19 Ekim 2009 00:00
ROJEV
GÜNÜN YAZILARI
PKKnin dağdan indirilmesi, yıllardır ülke egemenlerinin ağızlarına sakız olmuş bir söylemdir. Bu söylem, Kürt sorununu terör sorunu olarak gören yaklaşımlara dayanmaktadır. Oysa bizim yıllardır söylediğimizi, bugün artık burjuva medya ve siyasetin birçok temsilcisi de görüyor ve söylüyor: PKK, Kürt sorununun nedeni değil, sonucudur. Dolayısıyla PKK meselesinin çözümü, Kürt sorununun çözümü yönünde atılacak adımlara bağlıdır. PKKnin, Öcalanın çağrısıyla bugün Türkiyeye geçiş yapmak üzere gönderdiği barış grubu, egemenlerin çözümün neresinde olduklarını göstermesi bakımından önemli bir sınav olacaktır. Elbette bu sınavın diğer tarafında da, emek ve demokrasi güçlerinin barış gruplarını sahiplenmesi ve geniş halk kesimlerinin barış politikasına kazanılması yer almaktadır.
Geçtiğimiz hafta yapılan görüşmeler sonucunda açılımdan sorumlu İçişleri Bakanı Atalay ile Irak İçişleri Bakanı Bolani arasında, PKKnin Kürdistan Bölgesinden çıkartılması ve ortak sınır güvenliği konusunda bir anlaşma imzalandı. ABDnin de Iraktan çekilme süreciyle birlikte, PKKnin bölgede kendi politikaları bakımından istikrarsızlık yaratacak bir güç olmaktan çıkartılmasını istediği, ama bunun askeri yöntemlerle yapılmaya çalışılmasının yeni sorunlara yol açacağını söylediği biliniyor. Öcalan ve PKK de bu sürecin farkında ve uygun ortam yaratılması halinde silahları bırakmaya hazır olduklarını her fırsatta söylüyorlar. Üstelik bu ortamın sağlanması için tek taraflı çatışmasızlık kararı almış durumdalar. İşte Kandil, Maxmur ve Avrupadan barış gruplarının Türkiyeye gönderilmesi, böylesi bir süreçte gerçekleşiyor.

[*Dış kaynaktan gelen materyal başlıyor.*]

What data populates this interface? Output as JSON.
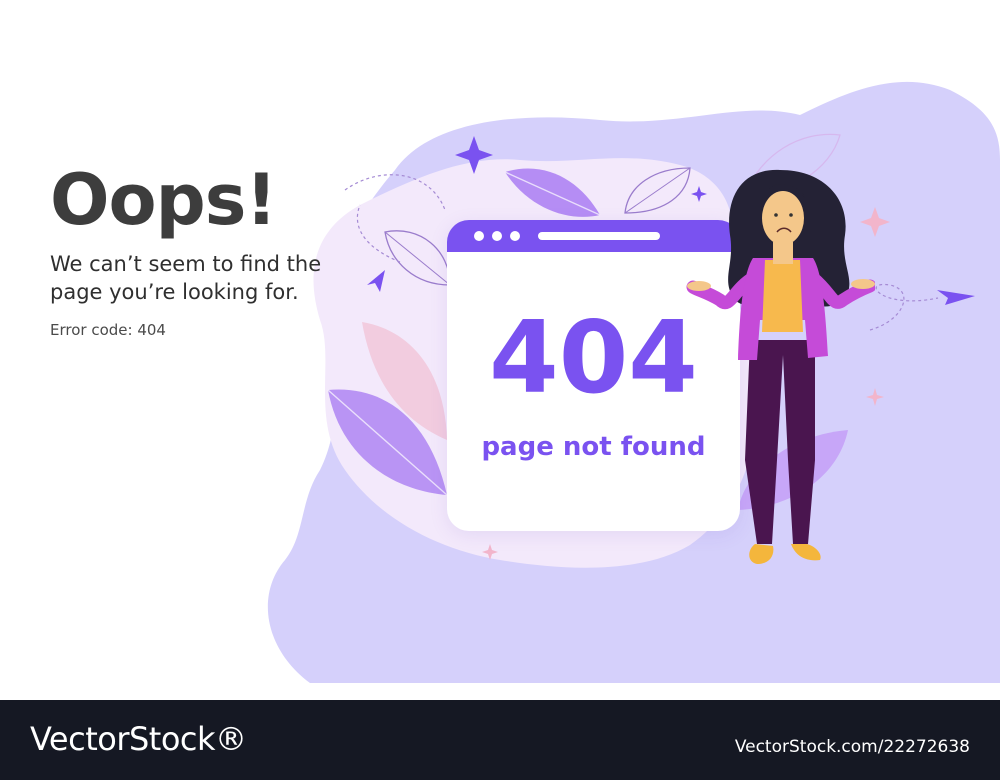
{
  "headline": "Oops!",
  "message": {
    "line1": "We can’t seem to find the",
    "line2": "page you’re looking for."
  },
  "error_code": "Error code: 404",
  "browser_window": {
    "number": "404",
    "label": "page not found"
  },
  "footer": {
    "brand": "VectorStock®",
    "image_id": "VectorStock.com/22272638"
  },
  "colors": {
    "accent": "#7a52f0",
    "headline": "#3d3d3d",
    "blob_light": "#efe5fb",
    "blob_dark": "#d3cdfb",
    "footer": "#151823"
  },
  "icons": [
    "sparkle-icon",
    "paper-plane-icon",
    "leaf-icon"
  ]
}
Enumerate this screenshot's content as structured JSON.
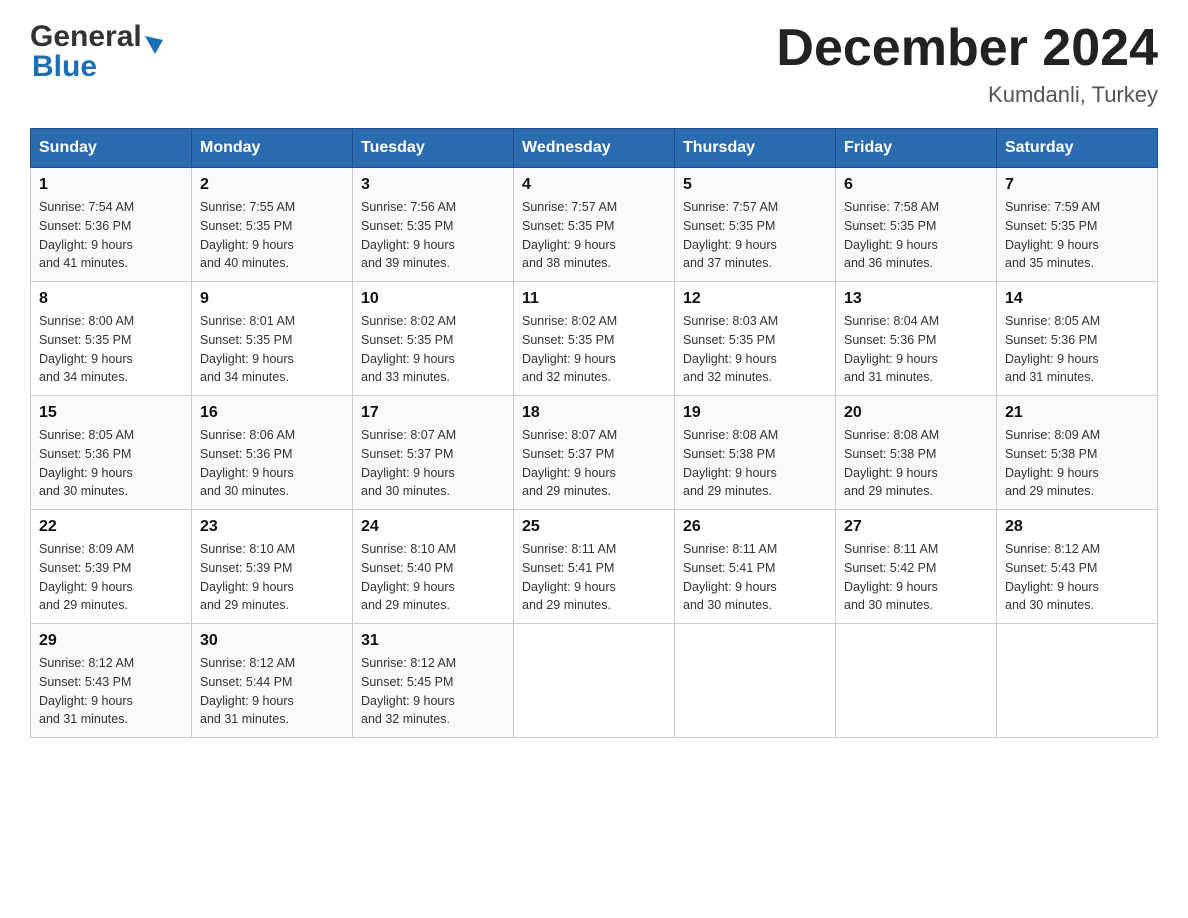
{
  "header": {
    "logo_general": "General",
    "logo_blue": "Blue",
    "month_title": "December 2024",
    "location": "Kumdanli, Turkey"
  },
  "days_of_week": [
    "Sunday",
    "Monday",
    "Tuesday",
    "Wednesday",
    "Thursday",
    "Friday",
    "Saturday"
  ],
  "weeks": [
    [
      {
        "day": "1",
        "sunrise": "7:54 AM",
        "sunset": "5:36 PM",
        "daylight": "9 hours and 41 minutes."
      },
      {
        "day": "2",
        "sunrise": "7:55 AM",
        "sunset": "5:35 PM",
        "daylight": "9 hours and 40 minutes."
      },
      {
        "day": "3",
        "sunrise": "7:56 AM",
        "sunset": "5:35 PM",
        "daylight": "9 hours and 39 minutes."
      },
      {
        "day": "4",
        "sunrise": "7:57 AM",
        "sunset": "5:35 PM",
        "daylight": "9 hours and 38 minutes."
      },
      {
        "day": "5",
        "sunrise": "7:57 AM",
        "sunset": "5:35 PM",
        "daylight": "9 hours and 37 minutes."
      },
      {
        "day": "6",
        "sunrise": "7:58 AM",
        "sunset": "5:35 PM",
        "daylight": "9 hours and 36 minutes."
      },
      {
        "day": "7",
        "sunrise": "7:59 AM",
        "sunset": "5:35 PM",
        "daylight": "9 hours and 35 minutes."
      }
    ],
    [
      {
        "day": "8",
        "sunrise": "8:00 AM",
        "sunset": "5:35 PM",
        "daylight": "9 hours and 34 minutes."
      },
      {
        "day": "9",
        "sunrise": "8:01 AM",
        "sunset": "5:35 PM",
        "daylight": "9 hours and 34 minutes."
      },
      {
        "day": "10",
        "sunrise": "8:02 AM",
        "sunset": "5:35 PM",
        "daylight": "9 hours and 33 minutes."
      },
      {
        "day": "11",
        "sunrise": "8:02 AM",
        "sunset": "5:35 PM",
        "daylight": "9 hours and 32 minutes."
      },
      {
        "day": "12",
        "sunrise": "8:03 AM",
        "sunset": "5:35 PM",
        "daylight": "9 hours and 32 minutes."
      },
      {
        "day": "13",
        "sunrise": "8:04 AM",
        "sunset": "5:36 PM",
        "daylight": "9 hours and 31 minutes."
      },
      {
        "day": "14",
        "sunrise": "8:05 AM",
        "sunset": "5:36 PM",
        "daylight": "9 hours and 31 minutes."
      }
    ],
    [
      {
        "day": "15",
        "sunrise": "8:05 AM",
        "sunset": "5:36 PM",
        "daylight": "9 hours and 30 minutes."
      },
      {
        "day": "16",
        "sunrise": "8:06 AM",
        "sunset": "5:36 PM",
        "daylight": "9 hours and 30 minutes."
      },
      {
        "day": "17",
        "sunrise": "8:07 AM",
        "sunset": "5:37 PM",
        "daylight": "9 hours and 30 minutes."
      },
      {
        "day": "18",
        "sunrise": "8:07 AM",
        "sunset": "5:37 PM",
        "daylight": "9 hours and 29 minutes."
      },
      {
        "day": "19",
        "sunrise": "8:08 AM",
        "sunset": "5:38 PM",
        "daylight": "9 hours and 29 minutes."
      },
      {
        "day": "20",
        "sunrise": "8:08 AM",
        "sunset": "5:38 PM",
        "daylight": "9 hours and 29 minutes."
      },
      {
        "day": "21",
        "sunrise": "8:09 AM",
        "sunset": "5:38 PM",
        "daylight": "9 hours and 29 minutes."
      }
    ],
    [
      {
        "day": "22",
        "sunrise": "8:09 AM",
        "sunset": "5:39 PM",
        "daylight": "9 hours and 29 minutes."
      },
      {
        "day": "23",
        "sunrise": "8:10 AM",
        "sunset": "5:39 PM",
        "daylight": "9 hours and 29 minutes."
      },
      {
        "day": "24",
        "sunrise": "8:10 AM",
        "sunset": "5:40 PM",
        "daylight": "9 hours and 29 minutes."
      },
      {
        "day": "25",
        "sunrise": "8:11 AM",
        "sunset": "5:41 PM",
        "daylight": "9 hours and 29 minutes."
      },
      {
        "day": "26",
        "sunrise": "8:11 AM",
        "sunset": "5:41 PM",
        "daylight": "9 hours and 30 minutes."
      },
      {
        "day": "27",
        "sunrise": "8:11 AM",
        "sunset": "5:42 PM",
        "daylight": "9 hours and 30 minutes."
      },
      {
        "day": "28",
        "sunrise": "8:12 AM",
        "sunset": "5:43 PM",
        "daylight": "9 hours and 30 minutes."
      }
    ],
    [
      {
        "day": "29",
        "sunrise": "8:12 AM",
        "sunset": "5:43 PM",
        "daylight": "9 hours and 31 minutes."
      },
      {
        "day": "30",
        "sunrise": "8:12 AM",
        "sunset": "5:44 PM",
        "daylight": "9 hours and 31 minutes."
      },
      {
        "day": "31",
        "sunrise": "8:12 AM",
        "sunset": "5:45 PM",
        "daylight": "9 hours and 32 minutes."
      },
      null,
      null,
      null,
      null
    ]
  ],
  "labels": {
    "sunrise": "Sunrise:",
    "sunset": "Sunset:",
    "daylight": "Daylight:"
  }
}
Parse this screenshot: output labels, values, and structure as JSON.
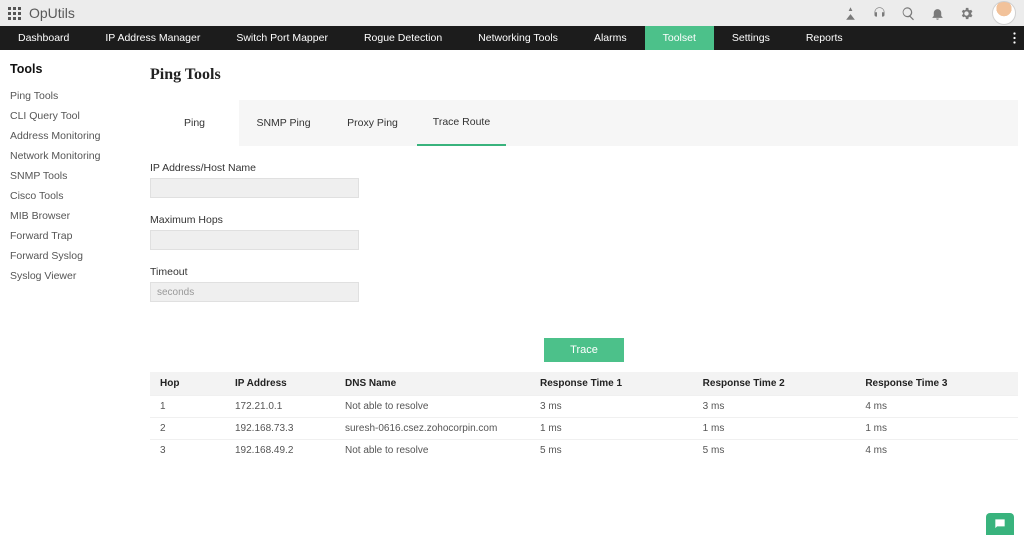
{
  "brand": "OpUtils",
  "nav": {
    "items": [
      "Dashboard",
      "IP Address Manager",
      "Switch Port Mapper",
      "Rogue Detection",
      "Networking Tools",
      "Alarms",
      "Toolset",
      "Settings",
      "Reports"
    ],
    "activeIndex": 6
  },
  "sidebar": {
    "title": "Tools",
    "items": [
      "Ping Tools",
      "CLI Query Tool",
      "Address Monitoring",
      "Network Monitoring",
      "SNMP Tools",
      "Cisco Tools",
      "MIB Browser",
      "Forward Trap",
      "Forward Syslog",
      "Syslog Viewer"
    ]
  },
  "page": {
    "title": "Ping Tools"
  },
  "tabs": {
    "items": [
      "Ping",
      "SNMP Ping",
      "Proxy Ping",
      "Trace Route"
    ],
    "activeIndex": 3
  },
  "form": {
    "ip_label": "IP Address/Host Name",
    "ip_value": "",
    "hops_label": "Maximum Hops",
    "hops_value": "",
    "timeout_label": "Timeout",
    "timeout_placeholder": "seconds",
    "timeout_value": "",
    "submit": "Trace"
  },
  "table": {
    "headers": [
      "Hop",
      "IP Address",
      "DNS Name",
      "Response Time 1",
      "Response Time 2",
      "Response Time 3"
    ],
    "rows": [
      [
        "1",
        "172.21.0.1",
        "Not able to resolve",
        "3 ms",
        "3 ms",
        "4 ms"
      ],
      [
        "2",
        "192.168.73.3",
        "suresh-0616.csez.zohocorpin.com",
        "1 ms",
        "1 ms",
        "1 ms"
      ],
      [
        "3",
        "192.168.49.2",
        "Not able to resolve",
        "5 ms",
        "5 ms",
        "4 ms"
      ]
    ]
  }
}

PKK yetkilileri, Türkiyeye barış grupları gönderme kararının, demokratik barış sürecine yol aldırmak ve çözüm yönünde samimiyetlerini ortaya koymak üzere alındığını açıkladılar. Başbakan Erdoğan, Irak ziyareti dönüşünde gelişmeleri terörle mücadelede yeni bir dönemin başladığı sözleriyle değerlendiriyor. Bir yandan PKK dağdan inmeye hazır olduğunu söylüyor. Öte yandan AKP Hükümeti, Anayasa değişikliğinin, affın gündemlerinde olmadığını söylüyor; Kürt dilinin önündeki engellerin kaldırılması talebi, daha ilk aşamasında YÖK tarafından engelleniyor.
Peki, çözüm nasıl gerçekleşecek?
Gelişmeler defalarca tekrarladığımız bir gerçekliği bir kez daha gözler önüne seriyor. Süreç, ABDnin ve AKPnin açılım politikalarıyla dayattıkları çözüm ile Kürt halkının ulusal demokratik istemleri ve yürüttüğü mücadele temelinde; yani iki farklı çözüm arasında bir hesaplaşma olarak ilerliyor. AKP, dışarıda PKKyi ve içeride DTPyi sıkıştırarak kendi çözümünü dayatmaya çalışıyor. Kürt halkı ve ulusal temsilcileri ise eşit haklar temelinde Türk halkıyla birlikte yaşamaya dayalı çözüm için adımlar atıyor.
Bugün gelecek barış grubunun 1999da olduğu gibi hapishaneye konulması, sorunun barışçıl çözümü yerine geleneksel baskıcı politikaların ve çözümün dağda aranmasının devamı anlamına gelecektir. Türk, Kürt halkları ve her milliyetten demokrasi ve halk güçlerinin barış grubuna açacağı kucak ne kadar büyük olursa, barışçıl çözüm o kadar güç kazanacaktır. Bugün barış grubunu sahiplenmek, çözümün demir parmaklıklar arkasına kapatılmasına karşı çıkmak olarak anlam kazanmaktadır.